In short, one of the great things about medical training is that it’s adaptable to a wide range of health-related pursuits. Since what we include in a medical school curriculum cannot possibly cover everything — more true today than ever — why not include topics that are important from a societal level too? Don’t these influence patient outcomes?
Of course they do — sometimes powerfully so, something most University of Pennsylvania doctors readily acknowledge, citing the vast economic disparities evident right there in Philadelphia.

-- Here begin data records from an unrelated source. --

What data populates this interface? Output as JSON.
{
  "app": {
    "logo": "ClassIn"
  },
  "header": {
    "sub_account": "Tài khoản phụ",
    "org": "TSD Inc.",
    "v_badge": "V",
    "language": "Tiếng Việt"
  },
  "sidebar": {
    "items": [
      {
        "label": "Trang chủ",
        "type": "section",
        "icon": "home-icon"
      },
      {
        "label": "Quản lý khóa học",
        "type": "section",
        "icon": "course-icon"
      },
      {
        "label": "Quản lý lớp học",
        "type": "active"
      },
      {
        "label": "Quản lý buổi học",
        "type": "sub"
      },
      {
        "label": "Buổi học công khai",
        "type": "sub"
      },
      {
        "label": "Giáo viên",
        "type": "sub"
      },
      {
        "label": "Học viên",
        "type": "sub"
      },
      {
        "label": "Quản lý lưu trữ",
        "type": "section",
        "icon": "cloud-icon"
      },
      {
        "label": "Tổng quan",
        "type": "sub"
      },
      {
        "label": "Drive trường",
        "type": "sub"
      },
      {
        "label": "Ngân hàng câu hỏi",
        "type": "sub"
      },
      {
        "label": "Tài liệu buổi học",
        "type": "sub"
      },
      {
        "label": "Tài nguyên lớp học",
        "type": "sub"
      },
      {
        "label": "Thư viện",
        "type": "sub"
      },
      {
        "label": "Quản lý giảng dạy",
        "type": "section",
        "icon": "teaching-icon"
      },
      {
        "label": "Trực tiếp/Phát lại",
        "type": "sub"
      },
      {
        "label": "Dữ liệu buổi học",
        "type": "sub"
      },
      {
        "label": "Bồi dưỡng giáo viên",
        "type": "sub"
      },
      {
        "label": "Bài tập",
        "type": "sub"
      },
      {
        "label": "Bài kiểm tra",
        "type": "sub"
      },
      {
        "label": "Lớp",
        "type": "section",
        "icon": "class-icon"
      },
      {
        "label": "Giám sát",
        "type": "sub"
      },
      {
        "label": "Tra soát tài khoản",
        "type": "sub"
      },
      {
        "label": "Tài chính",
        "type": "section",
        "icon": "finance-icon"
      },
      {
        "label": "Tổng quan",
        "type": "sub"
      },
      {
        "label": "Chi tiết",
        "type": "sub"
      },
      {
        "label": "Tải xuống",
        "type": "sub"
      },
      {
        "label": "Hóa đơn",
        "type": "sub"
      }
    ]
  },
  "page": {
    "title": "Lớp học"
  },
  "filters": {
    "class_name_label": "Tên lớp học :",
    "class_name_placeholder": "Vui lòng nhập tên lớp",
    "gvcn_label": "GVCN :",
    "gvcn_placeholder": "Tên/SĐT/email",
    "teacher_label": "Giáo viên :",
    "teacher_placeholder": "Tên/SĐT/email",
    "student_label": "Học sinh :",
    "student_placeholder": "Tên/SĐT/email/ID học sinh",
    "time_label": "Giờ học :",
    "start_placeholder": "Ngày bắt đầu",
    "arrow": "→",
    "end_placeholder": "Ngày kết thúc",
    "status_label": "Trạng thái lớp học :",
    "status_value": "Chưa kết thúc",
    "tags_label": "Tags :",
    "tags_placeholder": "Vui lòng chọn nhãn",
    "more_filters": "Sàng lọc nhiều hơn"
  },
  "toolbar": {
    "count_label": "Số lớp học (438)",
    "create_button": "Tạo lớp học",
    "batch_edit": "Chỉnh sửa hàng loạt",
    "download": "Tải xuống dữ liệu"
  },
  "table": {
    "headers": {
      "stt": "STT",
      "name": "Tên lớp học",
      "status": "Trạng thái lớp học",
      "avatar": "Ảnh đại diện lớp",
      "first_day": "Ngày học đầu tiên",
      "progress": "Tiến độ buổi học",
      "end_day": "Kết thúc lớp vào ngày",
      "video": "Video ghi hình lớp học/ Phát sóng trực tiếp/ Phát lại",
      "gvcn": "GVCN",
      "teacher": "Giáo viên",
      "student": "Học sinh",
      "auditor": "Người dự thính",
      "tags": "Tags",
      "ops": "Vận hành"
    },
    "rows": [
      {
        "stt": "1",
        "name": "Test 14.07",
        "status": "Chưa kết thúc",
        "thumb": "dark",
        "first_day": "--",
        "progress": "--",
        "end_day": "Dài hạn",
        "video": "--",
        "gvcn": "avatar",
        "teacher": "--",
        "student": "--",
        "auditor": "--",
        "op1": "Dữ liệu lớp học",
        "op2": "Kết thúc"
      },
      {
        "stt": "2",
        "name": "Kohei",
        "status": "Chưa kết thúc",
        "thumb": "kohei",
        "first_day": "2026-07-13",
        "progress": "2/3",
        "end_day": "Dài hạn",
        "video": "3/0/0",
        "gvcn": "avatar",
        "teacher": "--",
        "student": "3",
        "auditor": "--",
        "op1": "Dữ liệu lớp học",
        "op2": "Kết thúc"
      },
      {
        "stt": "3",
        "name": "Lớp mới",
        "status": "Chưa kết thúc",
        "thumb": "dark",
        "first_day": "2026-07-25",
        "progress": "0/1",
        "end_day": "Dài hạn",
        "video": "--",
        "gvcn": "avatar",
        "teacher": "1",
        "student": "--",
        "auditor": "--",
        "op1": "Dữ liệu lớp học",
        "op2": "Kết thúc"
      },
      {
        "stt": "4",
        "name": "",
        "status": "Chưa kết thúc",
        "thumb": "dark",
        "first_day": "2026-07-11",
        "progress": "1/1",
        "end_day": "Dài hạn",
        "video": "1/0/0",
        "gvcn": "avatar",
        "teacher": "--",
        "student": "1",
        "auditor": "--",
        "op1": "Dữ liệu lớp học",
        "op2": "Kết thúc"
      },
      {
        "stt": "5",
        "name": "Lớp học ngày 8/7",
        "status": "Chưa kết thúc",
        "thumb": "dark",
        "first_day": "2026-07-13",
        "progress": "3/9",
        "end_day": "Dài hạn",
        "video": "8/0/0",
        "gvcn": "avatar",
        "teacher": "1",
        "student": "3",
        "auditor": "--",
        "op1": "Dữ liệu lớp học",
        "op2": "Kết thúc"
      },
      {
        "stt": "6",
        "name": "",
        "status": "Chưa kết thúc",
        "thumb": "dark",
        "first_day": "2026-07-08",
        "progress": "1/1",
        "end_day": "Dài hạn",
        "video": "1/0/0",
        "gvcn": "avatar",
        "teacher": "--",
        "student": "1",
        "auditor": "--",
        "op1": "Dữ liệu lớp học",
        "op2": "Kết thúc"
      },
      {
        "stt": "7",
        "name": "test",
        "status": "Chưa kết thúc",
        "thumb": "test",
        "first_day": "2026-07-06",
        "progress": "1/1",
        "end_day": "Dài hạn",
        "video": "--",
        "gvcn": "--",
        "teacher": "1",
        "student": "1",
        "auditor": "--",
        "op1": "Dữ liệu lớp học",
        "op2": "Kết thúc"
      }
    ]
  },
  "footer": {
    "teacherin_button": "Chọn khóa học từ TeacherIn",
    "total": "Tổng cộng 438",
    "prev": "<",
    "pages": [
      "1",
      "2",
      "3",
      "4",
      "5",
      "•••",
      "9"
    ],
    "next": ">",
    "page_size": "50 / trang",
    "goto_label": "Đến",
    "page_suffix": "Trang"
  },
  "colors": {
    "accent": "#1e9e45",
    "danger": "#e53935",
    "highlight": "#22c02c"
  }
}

I respectfully disagree with Dr. Goldfarb's arguments. @PennMedicine's students are required to rotate in our West Philadelphia EDs. Traditional curriculums do not prepare them to address the barriers (violence, poor housing, addiction etc) that impede good clinical outcomes
— Kit Delgado (@kit_delgadoMD) September 13, 2019
And it appears the University of Pennsylvania agrees, as evidenced by the letter they have sent to students and faculty:
Please know that the views expressed by Dr. Goldfarb in this column reflect his personal opinions and do not reflect the values of the Perelman School of Medicine. We deeply value inclusion and diversity as fundamental to effective health care delivery, creativity, discovery, and life-long learning. We are committed to ensuring a rigorous and comprehensive medical education that includes examination of the many social and cultural issues that influence health, from violence within communities to changes in the environment around us.
Additional Penn faculty quickly weighed in on the editorial, noting that “social and health policies have always determined who gets sick and who gets care, and where, and how.” Unlike in the Wall Street Journal piece, these authors include some clear examples — the Flint Water Crisis, urban gun violence, underdiagnosis of cardiovascular disease in women and depression in African Americans — on how poverty, race, and bias influence individual and public health.
As for Dr. Goldfarb’s opening salvo:
The American College of Physicians says its mission is to promote the “quality and effectiveness of health care,” but it’s stepped out of its lane recently with sweeping statements on gun control.